Confins

Cela fait des années, que je tourne autour d’une phrase de Lacan, que je la relis, que je la reprends, que je tente de multiples façons de la décliner. Cette phrase qui se présente comme une prédiction, comme une prophétie, reste toutefois une énigme de cerner, de donner forme au réel, d’être signe du réel, qui dès lors qu’on consent à en être dupe, peut ex-sister au titre d’un réel.

Je vous livre donc cette phrase de l’« Allocution sur les psychoses de l’enfant » :

« Les hommes s’engagent dans un temps qu’on appelle planétaire, où ils s’informeront de ce quelque chose qui surgit de la destruction d’un ancien ordre social que je symboliserai par l’Empire tel que son ombre s’est longtemps encore profilée dans une grande civilisation, pour que s’y substitue quelque chose de bien autre et qui n’a pas du tout le même sens, les impérialismes, dont la question est la suivante : comment faire pour que des masses humaines, vouées au même espace, non pas seulement géographique, mais à l’occasion familial, demeurent séparées ? »

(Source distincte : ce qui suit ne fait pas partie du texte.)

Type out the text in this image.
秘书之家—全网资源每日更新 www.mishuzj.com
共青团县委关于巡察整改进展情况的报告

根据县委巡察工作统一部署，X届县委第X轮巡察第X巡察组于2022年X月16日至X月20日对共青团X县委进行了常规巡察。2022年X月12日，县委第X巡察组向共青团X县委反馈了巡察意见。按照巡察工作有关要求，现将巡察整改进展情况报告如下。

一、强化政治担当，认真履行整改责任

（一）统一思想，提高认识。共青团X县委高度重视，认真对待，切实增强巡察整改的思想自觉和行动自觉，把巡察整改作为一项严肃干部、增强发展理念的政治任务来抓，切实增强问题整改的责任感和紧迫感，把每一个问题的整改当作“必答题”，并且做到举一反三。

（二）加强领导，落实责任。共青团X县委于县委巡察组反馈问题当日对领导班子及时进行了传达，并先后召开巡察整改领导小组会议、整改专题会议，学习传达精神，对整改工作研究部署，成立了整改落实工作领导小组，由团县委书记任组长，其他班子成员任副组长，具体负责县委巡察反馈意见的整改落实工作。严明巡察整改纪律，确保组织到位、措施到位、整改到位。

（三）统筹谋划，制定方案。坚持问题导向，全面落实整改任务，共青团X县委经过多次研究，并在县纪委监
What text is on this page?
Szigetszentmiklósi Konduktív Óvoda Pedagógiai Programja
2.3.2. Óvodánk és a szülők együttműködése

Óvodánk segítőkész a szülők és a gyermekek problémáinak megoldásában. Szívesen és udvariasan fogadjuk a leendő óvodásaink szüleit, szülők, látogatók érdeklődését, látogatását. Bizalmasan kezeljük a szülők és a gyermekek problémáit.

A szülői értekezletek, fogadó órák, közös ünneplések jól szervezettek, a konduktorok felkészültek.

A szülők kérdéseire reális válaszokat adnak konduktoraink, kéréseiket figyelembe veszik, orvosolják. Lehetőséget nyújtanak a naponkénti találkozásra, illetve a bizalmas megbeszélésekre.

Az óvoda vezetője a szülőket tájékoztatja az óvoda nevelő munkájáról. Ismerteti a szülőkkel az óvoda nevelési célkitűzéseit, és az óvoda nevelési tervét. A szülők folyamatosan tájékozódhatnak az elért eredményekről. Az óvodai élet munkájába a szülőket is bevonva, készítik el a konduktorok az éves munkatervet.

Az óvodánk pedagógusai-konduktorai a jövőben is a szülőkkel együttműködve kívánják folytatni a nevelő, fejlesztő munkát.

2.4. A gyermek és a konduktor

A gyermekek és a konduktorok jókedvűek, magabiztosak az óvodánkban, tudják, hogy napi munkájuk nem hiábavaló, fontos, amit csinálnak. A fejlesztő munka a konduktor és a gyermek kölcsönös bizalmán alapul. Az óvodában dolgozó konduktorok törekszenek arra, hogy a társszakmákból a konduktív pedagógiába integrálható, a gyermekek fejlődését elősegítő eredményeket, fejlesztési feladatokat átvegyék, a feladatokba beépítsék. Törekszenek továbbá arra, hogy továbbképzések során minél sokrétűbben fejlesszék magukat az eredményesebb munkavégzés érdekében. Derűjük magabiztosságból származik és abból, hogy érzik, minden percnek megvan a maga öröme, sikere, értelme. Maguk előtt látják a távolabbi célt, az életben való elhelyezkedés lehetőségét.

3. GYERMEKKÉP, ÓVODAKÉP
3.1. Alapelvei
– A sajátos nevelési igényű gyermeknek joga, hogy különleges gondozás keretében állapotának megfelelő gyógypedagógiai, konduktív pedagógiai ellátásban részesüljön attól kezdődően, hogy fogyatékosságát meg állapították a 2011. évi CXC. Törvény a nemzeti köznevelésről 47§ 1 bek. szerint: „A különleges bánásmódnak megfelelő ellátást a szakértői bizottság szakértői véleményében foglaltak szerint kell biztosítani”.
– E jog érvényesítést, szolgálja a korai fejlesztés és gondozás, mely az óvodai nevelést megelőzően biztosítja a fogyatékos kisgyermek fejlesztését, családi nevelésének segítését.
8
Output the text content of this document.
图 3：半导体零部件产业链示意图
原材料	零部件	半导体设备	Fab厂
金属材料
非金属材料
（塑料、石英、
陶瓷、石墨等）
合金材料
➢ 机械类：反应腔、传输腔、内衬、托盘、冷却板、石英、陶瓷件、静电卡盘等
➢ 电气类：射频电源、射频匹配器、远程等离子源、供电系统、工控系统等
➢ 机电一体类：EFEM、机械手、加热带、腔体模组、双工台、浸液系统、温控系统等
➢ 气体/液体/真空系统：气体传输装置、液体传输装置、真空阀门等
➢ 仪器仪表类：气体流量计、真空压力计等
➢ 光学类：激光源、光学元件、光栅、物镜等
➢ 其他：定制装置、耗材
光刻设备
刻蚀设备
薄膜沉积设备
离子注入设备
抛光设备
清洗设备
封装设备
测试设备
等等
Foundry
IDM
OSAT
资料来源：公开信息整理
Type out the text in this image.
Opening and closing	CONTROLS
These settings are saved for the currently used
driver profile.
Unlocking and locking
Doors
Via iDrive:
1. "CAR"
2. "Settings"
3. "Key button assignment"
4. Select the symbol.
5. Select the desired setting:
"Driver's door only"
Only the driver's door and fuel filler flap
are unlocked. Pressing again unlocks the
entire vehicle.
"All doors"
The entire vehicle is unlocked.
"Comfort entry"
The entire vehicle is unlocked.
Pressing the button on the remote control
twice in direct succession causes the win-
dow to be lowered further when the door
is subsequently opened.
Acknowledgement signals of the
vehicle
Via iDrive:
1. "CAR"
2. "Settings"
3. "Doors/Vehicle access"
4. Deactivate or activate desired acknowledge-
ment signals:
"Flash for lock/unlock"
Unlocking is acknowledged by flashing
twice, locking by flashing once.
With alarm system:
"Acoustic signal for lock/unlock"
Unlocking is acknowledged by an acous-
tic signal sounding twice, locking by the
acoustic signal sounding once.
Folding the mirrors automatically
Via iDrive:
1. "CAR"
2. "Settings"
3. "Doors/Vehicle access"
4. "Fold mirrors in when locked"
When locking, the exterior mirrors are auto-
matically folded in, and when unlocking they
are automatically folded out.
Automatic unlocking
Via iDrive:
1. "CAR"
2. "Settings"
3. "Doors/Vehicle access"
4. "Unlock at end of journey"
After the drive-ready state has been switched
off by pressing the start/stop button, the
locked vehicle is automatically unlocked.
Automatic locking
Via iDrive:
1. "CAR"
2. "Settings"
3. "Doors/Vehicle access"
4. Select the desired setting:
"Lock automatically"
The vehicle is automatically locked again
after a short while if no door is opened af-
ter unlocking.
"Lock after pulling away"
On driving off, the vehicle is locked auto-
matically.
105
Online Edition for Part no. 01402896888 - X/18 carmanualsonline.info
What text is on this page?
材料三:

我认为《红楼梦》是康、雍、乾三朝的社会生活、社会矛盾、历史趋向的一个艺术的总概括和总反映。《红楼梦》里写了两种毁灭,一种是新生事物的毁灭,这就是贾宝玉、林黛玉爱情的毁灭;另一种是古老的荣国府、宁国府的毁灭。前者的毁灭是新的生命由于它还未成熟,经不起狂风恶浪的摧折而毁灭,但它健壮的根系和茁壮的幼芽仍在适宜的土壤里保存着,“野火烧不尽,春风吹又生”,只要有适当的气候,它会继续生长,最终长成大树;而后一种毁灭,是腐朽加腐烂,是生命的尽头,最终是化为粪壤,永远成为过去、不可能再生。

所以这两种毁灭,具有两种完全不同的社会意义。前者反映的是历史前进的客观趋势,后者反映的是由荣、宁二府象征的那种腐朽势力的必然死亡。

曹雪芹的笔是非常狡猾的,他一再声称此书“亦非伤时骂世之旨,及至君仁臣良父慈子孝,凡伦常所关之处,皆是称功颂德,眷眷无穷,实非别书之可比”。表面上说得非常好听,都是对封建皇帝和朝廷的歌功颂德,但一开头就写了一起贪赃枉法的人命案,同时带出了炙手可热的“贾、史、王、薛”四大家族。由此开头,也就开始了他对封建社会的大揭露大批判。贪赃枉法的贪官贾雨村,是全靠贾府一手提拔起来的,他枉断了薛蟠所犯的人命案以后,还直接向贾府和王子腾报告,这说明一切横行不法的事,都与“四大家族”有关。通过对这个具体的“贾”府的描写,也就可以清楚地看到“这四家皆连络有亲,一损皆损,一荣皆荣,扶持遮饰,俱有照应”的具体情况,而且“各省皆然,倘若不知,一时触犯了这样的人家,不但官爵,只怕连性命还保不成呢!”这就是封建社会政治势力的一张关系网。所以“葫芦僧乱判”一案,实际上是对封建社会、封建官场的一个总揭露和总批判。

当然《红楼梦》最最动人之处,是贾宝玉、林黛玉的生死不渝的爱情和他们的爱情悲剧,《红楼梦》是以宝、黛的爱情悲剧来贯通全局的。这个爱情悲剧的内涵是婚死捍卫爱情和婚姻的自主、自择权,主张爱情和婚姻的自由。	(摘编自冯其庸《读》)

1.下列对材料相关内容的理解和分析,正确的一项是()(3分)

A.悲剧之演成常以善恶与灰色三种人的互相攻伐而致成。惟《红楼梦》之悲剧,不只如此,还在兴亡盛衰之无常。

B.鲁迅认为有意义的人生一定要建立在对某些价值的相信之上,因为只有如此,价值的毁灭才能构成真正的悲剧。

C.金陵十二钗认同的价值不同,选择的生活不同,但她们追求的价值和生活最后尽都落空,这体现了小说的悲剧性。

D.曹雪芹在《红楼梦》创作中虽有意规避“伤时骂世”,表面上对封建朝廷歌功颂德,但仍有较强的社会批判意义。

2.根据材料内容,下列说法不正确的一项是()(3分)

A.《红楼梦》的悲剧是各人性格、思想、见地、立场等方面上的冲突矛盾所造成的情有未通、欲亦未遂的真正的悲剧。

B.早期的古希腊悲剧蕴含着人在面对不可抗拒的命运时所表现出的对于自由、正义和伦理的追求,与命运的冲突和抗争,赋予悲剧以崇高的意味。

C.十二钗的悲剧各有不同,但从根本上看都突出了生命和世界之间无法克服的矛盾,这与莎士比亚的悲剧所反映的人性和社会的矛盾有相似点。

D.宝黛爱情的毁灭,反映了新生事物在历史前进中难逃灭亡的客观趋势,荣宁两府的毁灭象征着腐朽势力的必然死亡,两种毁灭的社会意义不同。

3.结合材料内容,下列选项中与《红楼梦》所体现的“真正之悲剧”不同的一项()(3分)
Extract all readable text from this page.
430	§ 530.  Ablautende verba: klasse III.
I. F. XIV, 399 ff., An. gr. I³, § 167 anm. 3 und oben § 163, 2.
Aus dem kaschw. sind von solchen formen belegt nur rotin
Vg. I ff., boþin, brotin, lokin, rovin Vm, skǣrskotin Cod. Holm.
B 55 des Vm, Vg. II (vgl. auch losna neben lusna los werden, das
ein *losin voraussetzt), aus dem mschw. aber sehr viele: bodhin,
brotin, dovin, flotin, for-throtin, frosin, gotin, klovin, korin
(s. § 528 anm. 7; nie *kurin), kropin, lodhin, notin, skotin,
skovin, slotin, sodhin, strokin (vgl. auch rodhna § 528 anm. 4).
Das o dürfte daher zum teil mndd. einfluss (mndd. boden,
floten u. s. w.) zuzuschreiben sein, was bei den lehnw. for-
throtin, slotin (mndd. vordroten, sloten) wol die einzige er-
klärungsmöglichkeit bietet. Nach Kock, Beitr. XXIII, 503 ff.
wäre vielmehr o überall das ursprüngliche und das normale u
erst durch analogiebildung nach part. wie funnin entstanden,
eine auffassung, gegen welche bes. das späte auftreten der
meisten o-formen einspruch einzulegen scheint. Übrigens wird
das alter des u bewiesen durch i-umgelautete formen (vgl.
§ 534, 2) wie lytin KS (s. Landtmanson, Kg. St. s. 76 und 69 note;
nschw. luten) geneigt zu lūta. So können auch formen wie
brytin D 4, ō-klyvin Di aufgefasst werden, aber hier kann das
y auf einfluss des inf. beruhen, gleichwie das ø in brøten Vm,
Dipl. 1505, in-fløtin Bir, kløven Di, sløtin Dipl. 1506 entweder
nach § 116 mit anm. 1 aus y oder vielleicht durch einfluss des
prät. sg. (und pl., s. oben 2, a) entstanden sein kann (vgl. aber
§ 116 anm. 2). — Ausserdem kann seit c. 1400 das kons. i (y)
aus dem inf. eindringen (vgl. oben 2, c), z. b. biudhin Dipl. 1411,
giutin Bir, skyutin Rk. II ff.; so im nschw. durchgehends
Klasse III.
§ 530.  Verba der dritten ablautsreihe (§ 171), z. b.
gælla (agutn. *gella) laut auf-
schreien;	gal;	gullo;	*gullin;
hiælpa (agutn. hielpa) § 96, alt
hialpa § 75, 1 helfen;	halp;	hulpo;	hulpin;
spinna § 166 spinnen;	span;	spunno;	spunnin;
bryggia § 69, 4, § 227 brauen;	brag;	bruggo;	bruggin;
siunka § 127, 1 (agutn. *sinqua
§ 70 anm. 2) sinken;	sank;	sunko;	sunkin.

L’institution qui devait se dissoudre dans la société, se retrouve donc à l’heure du confinement, d’un confinement qui semble redonner vie au grand renfermement qui constitue ses origines lointaines. Pourtant plus que d’un retour au passé, d’un retour à la naissance de la clinique et de l’institution, c’est à un nouveau traitement des populations auquel nous avons affaire. La question de la sortie ne se pose plus, puisque nous sommes encore confinés lorsque nous sortons hors des murs, les déplaçant avec nous, devenant à notre corps défendant de simples éléments d’un calcul mondialisé.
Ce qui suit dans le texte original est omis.